First of all, you have to give the guy props- it is pretty incredible he had the nerve to do this. Epic… indeed. This sort of display falls under the same category of the nerdy guy getting the girl at the end of the movie. It’s heartwarming to see the underdog do the unexpected. Would we really care as much if this video came out of a notorious cool-guy-party-school? Probably not.
Second, if you have watched it as many times as I have you might also have gotten a kick out of the older gentleman in the House of Lords type bib and robe sitting in the background. He looks bored beyond his years at the beginning of the video and then he completely perks up when the young man goes for gold. I imagine he’s thinking what the rest of us are thinking: “Is this really happening? This is awesome!”
And then third, I suppose my fascination is due in part to the fact that my own freshman welcome ceremony was so lackluster and the opposite of “epic”. The only thing I remember from that event was the student government president talking about the benefits of eating a bagel because it was time efficient food. A crowd rousing, cheer inducing, stand-on-your-desk moment it wasn’t.
But let’s be honest, the reason the video has become so wildly popular and it is so appealing is because deep down inside, wouldn’t you love to have those guts? Wouldn’t you love to actually follow through with the wild and bold idea you had in the middle of the night weeks or months ago? Wouldn’t you love to start your new year off with a bang? Wouldn’t you love to have the courage to face your fears and exclaim in a triumphant voice with 2001: A Space Odyssey theme music playing in the background “I am doing that!!” That college sophomore taps into that part of us that we all long to unlock. He taps into that part that wants to dive doubt-free into a new year or a new experience. He speaks to that part of us that always wonders, “What if I did ______? That would be crazy if I could actually do that!”

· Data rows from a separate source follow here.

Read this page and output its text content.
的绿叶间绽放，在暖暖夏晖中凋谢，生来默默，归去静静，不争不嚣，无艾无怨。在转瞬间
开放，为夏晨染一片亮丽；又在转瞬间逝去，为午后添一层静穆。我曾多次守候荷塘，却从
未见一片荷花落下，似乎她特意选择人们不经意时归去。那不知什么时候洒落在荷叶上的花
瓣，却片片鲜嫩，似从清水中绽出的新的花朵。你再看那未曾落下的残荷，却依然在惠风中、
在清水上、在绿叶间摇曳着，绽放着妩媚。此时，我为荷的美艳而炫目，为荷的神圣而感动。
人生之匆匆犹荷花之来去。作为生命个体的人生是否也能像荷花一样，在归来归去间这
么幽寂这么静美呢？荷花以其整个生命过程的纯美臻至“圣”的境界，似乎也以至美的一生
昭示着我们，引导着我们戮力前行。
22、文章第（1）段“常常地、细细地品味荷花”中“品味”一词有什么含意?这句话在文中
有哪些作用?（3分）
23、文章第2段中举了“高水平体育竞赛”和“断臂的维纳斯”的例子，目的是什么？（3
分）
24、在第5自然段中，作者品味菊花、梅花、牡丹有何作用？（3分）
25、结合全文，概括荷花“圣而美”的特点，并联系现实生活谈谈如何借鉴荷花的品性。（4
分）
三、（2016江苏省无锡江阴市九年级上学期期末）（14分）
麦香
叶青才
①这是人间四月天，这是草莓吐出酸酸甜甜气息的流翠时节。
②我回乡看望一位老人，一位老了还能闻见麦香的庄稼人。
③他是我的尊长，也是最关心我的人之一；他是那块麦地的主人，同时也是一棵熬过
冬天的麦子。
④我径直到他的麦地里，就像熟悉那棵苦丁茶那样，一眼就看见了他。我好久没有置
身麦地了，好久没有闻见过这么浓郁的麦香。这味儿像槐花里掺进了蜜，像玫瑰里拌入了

As you anticipate your new year (even if your year doesn’t start in September), what is the idea that has been floating in the back of your mind? What is the idea that just won’t seem to go away? What is it you want to try or change or begin anew? What is the item on that grand to do list that you keep telling yourself, “Not this year, not now… maybe when I have more time, more money, etc.” What is keeping you from training for the 5K or half marathon or full marathon? What is keeping you from putting out your resume to some new companies? What is keeping you from changing some relationship patterns in your life? What will be your “Freshman Convocation speech” moment for 2013-2014?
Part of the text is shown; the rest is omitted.